É impossível imaginar navegação mais desgraçada pois, embora não tenha perdido todo o produto dos meus lucros, porque não havia levado mais do que cem libras esterlinas deixando as duzentas restantes em poder da viúva do comandante, que guardou fielmente esse depósito, experimentei, apesar de tudo, os mais terríveis infortúnios. Navegando para as ilhas Canárias ou, melhor dizendo, entre estas ilhas e as costas de Africa, fomos surpreendidos ao amanhecer por um corsário turco de Salem, que vinha a dar-nos caça a todo o pano. Pela nossa parte, oferecemos ao vento todas as velas que levávamos, com o intuito de nos salvarmos; mas vendo que ele nos ia alcançar, preparámo-nos para lhe fazer frente. Contávamos a bordo com doze canhões; o pirata possuía dezoito. Às três da tarde chegou a pôr-se em posição de tiro, começando o ataque por mero de uma falsa manobra porque, em vez de nos fazer fogo pela popa, como parecia ser propósito seu, atirou-nos uma descarga apanhando-nos o costado. Então assestámos-lhe oito dos nossos canhões pelo mesmo lado e, fazendo-os descarregar ao mesmo tempo, fizemo-lo retroceder, mas unicamente depois de nos ter respondido do mesmo modo, acrescentando ainda um fogo nutrido de fuzilaria feito por duzentos homens que tinha a bordo. Apesar disso os nossos marinheiros achavam-se a coberto, e não feriu nenhum. Então o pirata preparou-se para renovar o combate, e nós dispusemo-nos para a defesa.

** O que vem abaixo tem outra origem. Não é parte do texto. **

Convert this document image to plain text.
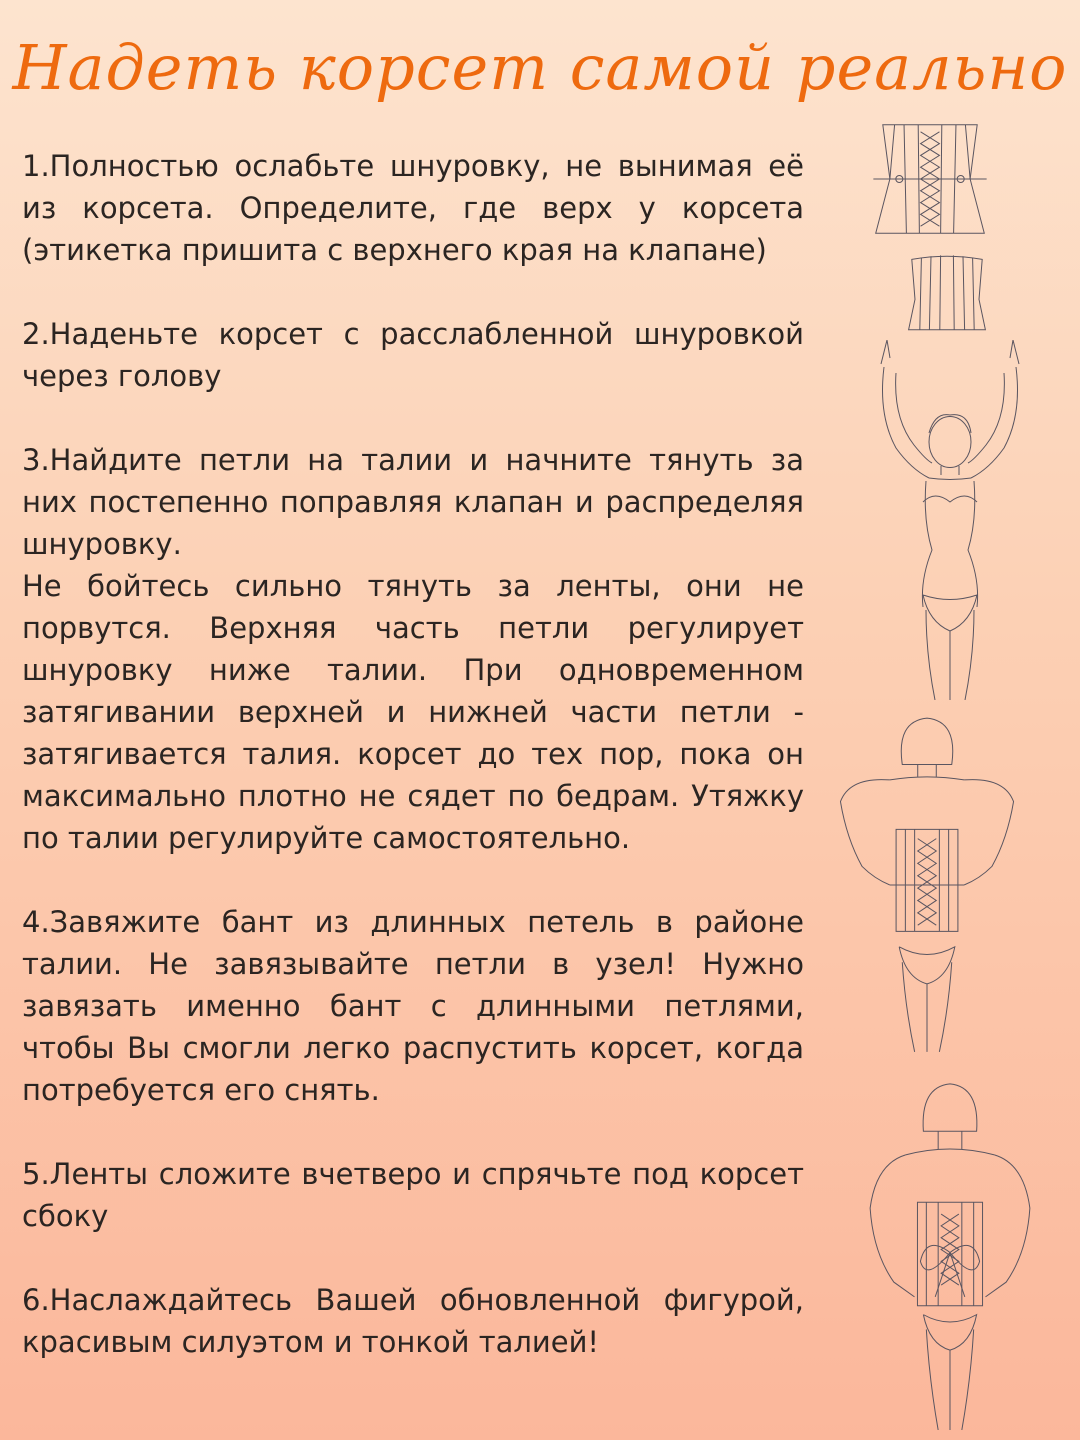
Надеть корсет самой реально

1.Полностью ослабьте шнуровку, не вынимая её из корсета. Определите, где верх у корсета (этикетка пришита с верхнего края на клапане)

2.Наденьте корсет с расслабленной шнуровкой через голову

3.Найдите петли на талии и начните тянуть за них постепенно поправляя клапан и распределяя шнуровку.

Не бойтесь сильно тянуть за ленты, они не порвутся. Верхняя часть петли регулирует шнуровку ниже талии. При одновременном затягивании верхней и нижней части петли - затягивается талия. корсет до тех пор, пока он максимально плотно не сядет по бедрам. Утяжку по талии регулируйте самостоятельно.

4.Завяжите бант из длинных петель в районе талии. Не завязывайте петли в узел! Нужно завязать именно бант с длинными петлями, чтобы Вы смогли легко распустить корсет, когда потребуется его снять.

5.Ленты сложите вчетверо и спрячьте под корсет сбоку

6.Наслаждайтесь Вашей обновленной фигурой, красивым силуэтом и тонкой талией!
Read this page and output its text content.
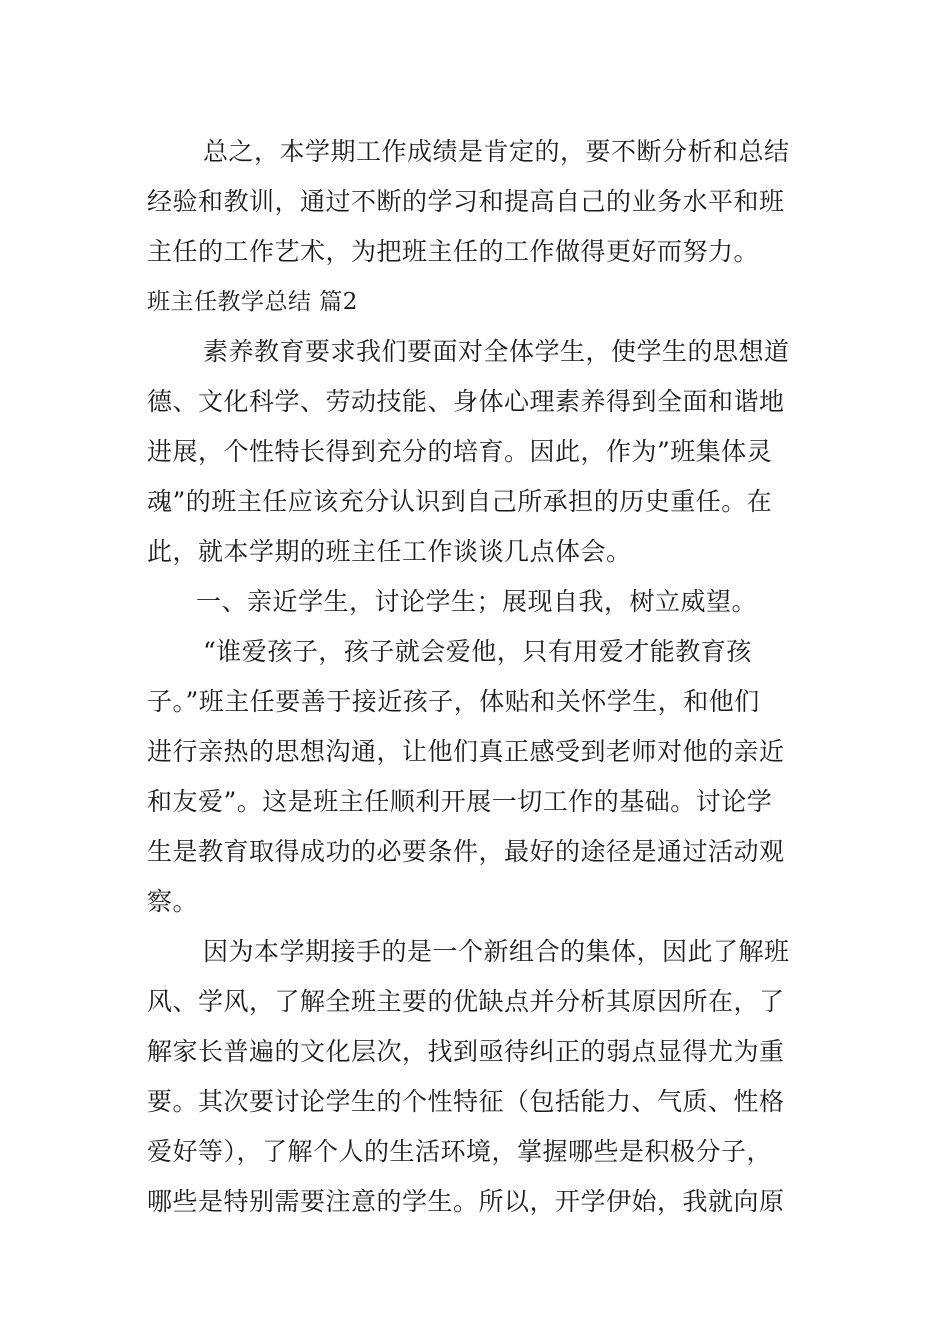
总之，本学期工作成绩是肯定的，要不断分析和总结
经验和教训，通过不断的学习和提高自己的业务水平和班
主任的工作艺术，为把班主任的工作做得更好而努力。
班主任教学总结 篇2
素养教育要求我们要面对全体学生，使学生的思想道
德、文化科学、劳动技能、身体心理素养得到全面和谐地
进展，个性特长得到充分的培育。因此，作为”班集体灵
魂”的班主任应该充分认识到自己所承担的历史重任。在
此，就本学期的班主任工作谈谈几点体会。
一、亲近学生，讨论学生；展现自我，树立威望。
“谁爱孩子，孩子就会爱他，只有用爱才能教育孩
子。”班主任要善于接近孩子，体贴和关怀学生，和他们
进行亲热的思想沟通，让他们真正感受到老师对他的亲近
和友爱”。这是班主任顺利开展一切工作的基础。讨论学
生是教育取得成功的必要条件，最好的途径是通过活动观
察。
因为本学期接手的是一个新组合的集体，因此了解班
风、学风，了解全班主要的优缺点并分析其原因所在，了
解家长普遍的文化层次，找到亟待纠正的弱点显得尤为重
要。其次要讨论学生的个性特征（包括能力、气质、性格
爱好等），了解个人的生活环境，掌握哪些是积极分子，
哪些是特别需要注意的学生。所以，开学伊始，我就向原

Acercando-se pelo costado esquerdo, lançou-nos à abordagem pelo lado do castelo de popa sessenta homens, os quais manejavam com a maior destreza o machado, talhando e cortando mastros e cordas. Recebemo-los vigorosamente com um fogo apoiado; dando-lhes algumas cargas à baioneta, e por duas vezes conseguimos rechaçá-los do nosso convés. Por último, para abreviar, acrescentarei que o nosso buque ficou inteiramente desmantelado, sendo mortos três dos nossos e outros três feridos, de modo que 'nos vimos obrigados a render-nos, e os vencedores conduziram-nos para Salem, porto que pertence aos mouros.

O tratamento que recebi neste cativeiro não foi tão terrível como a princípio receara.